Dodici anni fa i missionari della Consolata (che erano già presenti in Corea del Sud da più di 15 anni) decidono di ampliare la presenza in Asia con l’apertura della nuova missione in Mongolia, dove i primi religiosi e religiose dell’Istituto arrivano nell’estate del 2003. Questa missione ha una sua peculiarità non solo perché sceglie una nazione sconosciuta ai più, in una situazione specificamente ad gentes, ma anche perché pensata, progettata e attuata in comunione dai due Istituti della Consolata.

L’inserimento non è tra i più facili: la lingua richiede un lungo periodo di studio, i climi invernali sono da temperature siberiane, l’attività pastorale è tutta da inventare, come lo sono i sussidi stampati che vanno tutti composti e tradotti.

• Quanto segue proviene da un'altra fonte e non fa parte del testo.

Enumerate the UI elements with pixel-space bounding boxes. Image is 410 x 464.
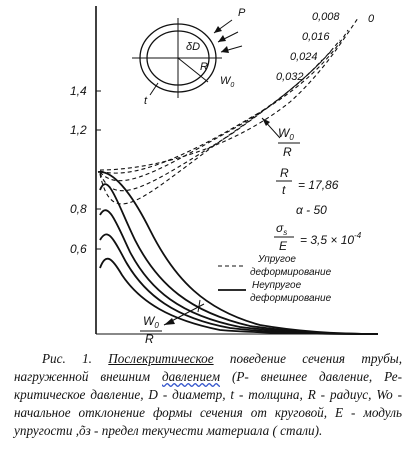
curve-label: 0,032 xyxy=(276,71,304,83)
lower-ratio-den: R xyxy=(145,332,154,345)
param-rt-den: t xyxy=(282,183,286,197)
inset-p-label: P xyxy=(238,7,246,19)
solid-curve-1 xyxy=(100,184,378,334)
inset-w0-label: $W_0$ xyxy=(220,75,235,89)
lower-ratio-annotation xyxy=(140,300,204,345)
y-tick-label: 0,8 xyxy=(70,202,87,216)
upper-ratio-num: $W_0$ xyxy=(278,126,294,142)
curve-labels xyxy=(276,11,375,83)
legend-dashed-line1: Упругое xyxy=(258,254,296,265)
curve-label: 0,008 xyxy=(312,11,340,23)
param-sigma-value: = $3,5 \times 10^{-4}$ xyxy=(300,231,362,247)
inset-t-label: t xyxy=(144,95,148,107)
y-tick-label: 1,4 xyxy=(70,84,87,98)
solid-curve-3 xyxy=(100,234,378,334)
solid-curve-2 xyxy=(100,210,378,334)
y-tick-label: 1,2 xyxy=(70,123,87,137)
curve-label: 0,016 xyxy=(302,31,330,43)
param-rt-value: = 17,86 xyxy=(298,178,339,192)
parameters-block xyxy=(274,166,362,253)
legend xyxy=(218,254,332,304)
elastic-curves xyxy=(100,18,358,204)
inset-ring-diagram xyxy=(132,7,246,107)
figure-caption xyxy=(14,350,402,460)
y-tick-label: 0,6 xyxy=(70,242,87,256)
param-rt-num: R xyxy=(280,166,289,180)
legend-solid-line1: Неупругое xyxy=(252,280,302,291)
caption-title: Послекритическое xyxy=(108,351,214,366)
inset-r-label: R xyxy=(200,61,208,73)
legend-dashed-line2: деформирование xyxy=(250,267,332,278)
param-alpha: α - 50 xyxy=(296,203,327,217)
solid-curve-0 xyxy=(98,172,378,334)
inset-deltad-label: δD xyxy=(186,41,201,53)
param-sigma-num: $\sigma_s$ xyxy=(276,221,288,237)
curve-label: 0,024 xyxy=(290,51,318,63)
caption-text-a: поведение сечения трубы, нагруженной внешним xyxy=(14,351,402,384)
upper-ratio-annotation xyxy=(262,118,300,159)
curve-label: 0 xyxy=(368,13,375,25)
inelastic-curves xyxy=(98,172,378,334)
lower-ratio-num: $W_0$ xyxy=(143,314,159,330)
caption-text-b: (Р- внешнее давление, Ре- критическое давление, D - диаметр, t - толщина, R - радиус, Wo - начальное отклонение формы сечения от круговой, E - модуль упругости ,õз - предел текучести материала ( стали). xyxy=(14,369,402,438)
caption-davleniem: давлением xyxy=(161,369,220,384)
upper-ratio-den: R xyxy=(283,145,292,159)
caption-label: Рис. 1. xyxy=(42,351,92,366)
param-sigma-den: E xyxy=(279,239,288,253)
legend-solid-line2: деформирование xyxy=(250,293,332,304)
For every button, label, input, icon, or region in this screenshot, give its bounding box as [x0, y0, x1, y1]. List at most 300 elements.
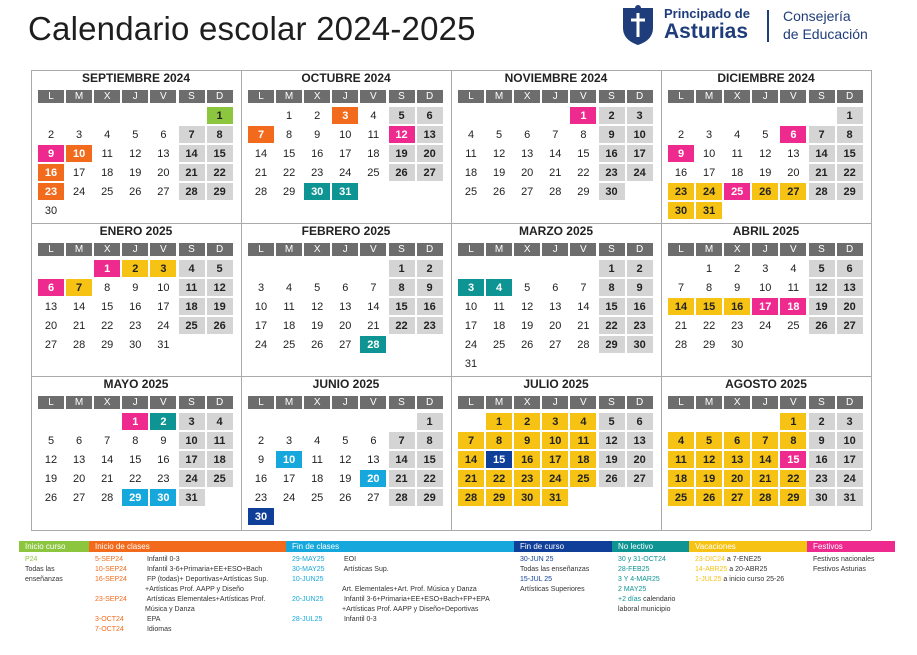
day-cell: 8	[207, 126, 233, 143]
day-cell: 27	[837, 317, 863, 334]
day-cell: 2	[150, 413, 176, 430]
weekday-header: X	[724, 396, 750, 409]
day-cell: 1	[94, 260, 120, 277]
day-cell: 21	[809, 164, 835, 181]
day-cell: 20	[787, 166, 800, 179]
legend-text: a 7-ENE25	[726, 556, 762, 563]
month-block	[661, 70, 871, 223]
day-cell: 8	[286, 128, 293, 141]
weekday-header: V	[150, 90, 176, 103]
day-cell: 13	[367, 453, 380, 466]
weekday-header: X	[514, 90, 540, 103]
day-cell: 24	[339, 166, 352, 179]
weekday-header: D	[207, 396, 233, 409]
day-cell: 24	[759, 319, 772, 332]
month-name: FEBRERO 2025	[301, 224, 391, 238]
weekday-header: J	[332, 243, 358, 256]
day-cell: 8	[780, 432, 806, 449]
legend-date: 2 MAY25	[618, 586, 647, 593]
day-cell: 1	[599, 260, 625, 277]
weekday-header: D	[627, 396, 653, 409]
day-cell: 1	[417, 413, 443, 430]
weekday-header: S	[809, 243, 835, 256]
weekday-header: D	[837, 396, 863, 409]
day-cell: 18	[179, 298, 205, 315]
legend-row	[520, 566, 589, 574]
weekday-header: J	[122, 396, 148, 409]
day-cell: 11	[367, 128, 380, 141]
month-name: OCTUBRE 2024	[301, 71, 391, 85]
weekday-header: V	[360, 90, 386, 103]
legend-text: laboral municipio	[618, 606, 671, 613]
legend-date: 10-JUN25	[292, 576, 324, 583]
day-cell: 2	[809, 413, 835, 430]
day-cell: 18	[570, 451, 596, 468]
legend-date: +2 días	[618, 596, 642, 603]
legend-text: Todas las enseñanzas	[520, 566, 590, 573]
day-cell: 31	[332, 183, 358, 200]
legend-date: 1-JUL25	[695, 576, 722, 583]
legend-date: 28-FEB25	[618, 566, 650, 573]
day-cell: 26	[207, 317, 233, 334]
weekday-header: M	[276, 90, 302, 103]
day-cell: 31	[157, 338, 170, 351]
day-cell: 20	[417, 145, 443, 162]
day-cell: 25	[570, 470, 596, 487]
day-cell: 2	[314, 109, 321, 122]
day-cell: 16	[417, 298, 443, 315]
month-name: JULIO 2025	[523, 377, 589, 391]
legend-text: a 20-ABR25	[729, 566, 768, 573]
day-cell: 21	[101, 472, 114, 485]
day-cell: 7	[104, 434, 111, 447]
day-cell: 21	[577, 319, 590, 332]
legend-title: Vacaciones	[689, 541, 807, 552]
legend-row	[25, 566, 55, 574]
day-cell: 20	[837, 298, 863, 315]
day-cell: 8	[599, 279, 625, 296]
legend-text: Artísticas Elementales+Artísticas Prof.	[146, 596, 266, 603]
day-cell: 23	[417, 317, 443, 334]
day-cell: 31	[179, 489, 205, 506]
month-block	[31, 223, 241, 376]
day-cell: 15	[837, 145, 863, 162]
day-cell: 19	[339, 472, 352, 485]
day-cell: 13	[549, 300, 562, 313]
day-cell: 30	[304, 183, 330, 200]
month-name: AGOSTO 2025	[725, 377, 807, 391]
legend-row	[695, 566, 767, 574]
day-cell: 21	[752, 470, 778, 487]
day-cell: 15	[577, 147, 590, 160]
weekday-header: V	[360, 243, 386, 256]
legend-row	[95, 576, 268, 584]
day-cell: 29	[101, 338, 114, 351]
weekday-header: L	[458, 90, 484, 103]
legend-row	[95, 616, 160, 624]
legend-text: Infantil 0-3	[146, 556, 180, 563]
month-block	[661, 223, 871, 376]
day-cell: 9	[160, 434, 167, 447]
day-cell: 18	[101, 166, 114, 179]
weekday-header: S	[809, 396, 835, 409]
day-cell: 14	[668, 298, 694, 315]
day-cell: 4	[207, 413, 233, 430]
day-cell: 21	[549, 166, 562, 179]
day-cell: 22	[702, 319, 716, 332]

Con il tempo, e dopo un’attenta analisi, la presenza del “team Consolata” si orienta verso alcune scelte di fondo che riassumiamo così: annuncio del Vangelo ad gentes, nel servizio qualificato alla Chiesa locale, dentro un comune progetto di padri e suore, in uno stile che vuol essere semplice e vicino alla gente, aperti al dialogo con altre religioni.

Tutto questo si è poi concretizzato in una nuova parrocchia ad Arvaiheer (430 km da Ulaan Baatar ), con un progetto di sviluppo per le famiglie e un piccolo asilo, il servizio alla Prefettura apostolica (Commissioni pastorali, Vicario generale e servizi ad altre parrocchie e comunità religiose) e la prospettiva – speriamo a breve – dell’apertura di un nuovo centro a Nord della capitale, in un quartiere popolare chiamato Chingiltei.

Insomma, ci sentiamo parte di una giovanissima Chiesa (di soli 23 anni di età) e cerchiamo di fare del nostro meglio perché questa Chiesa cresca e abbia sempre più un “volto mongolo” e il sapore della Mongolia. (e.v.)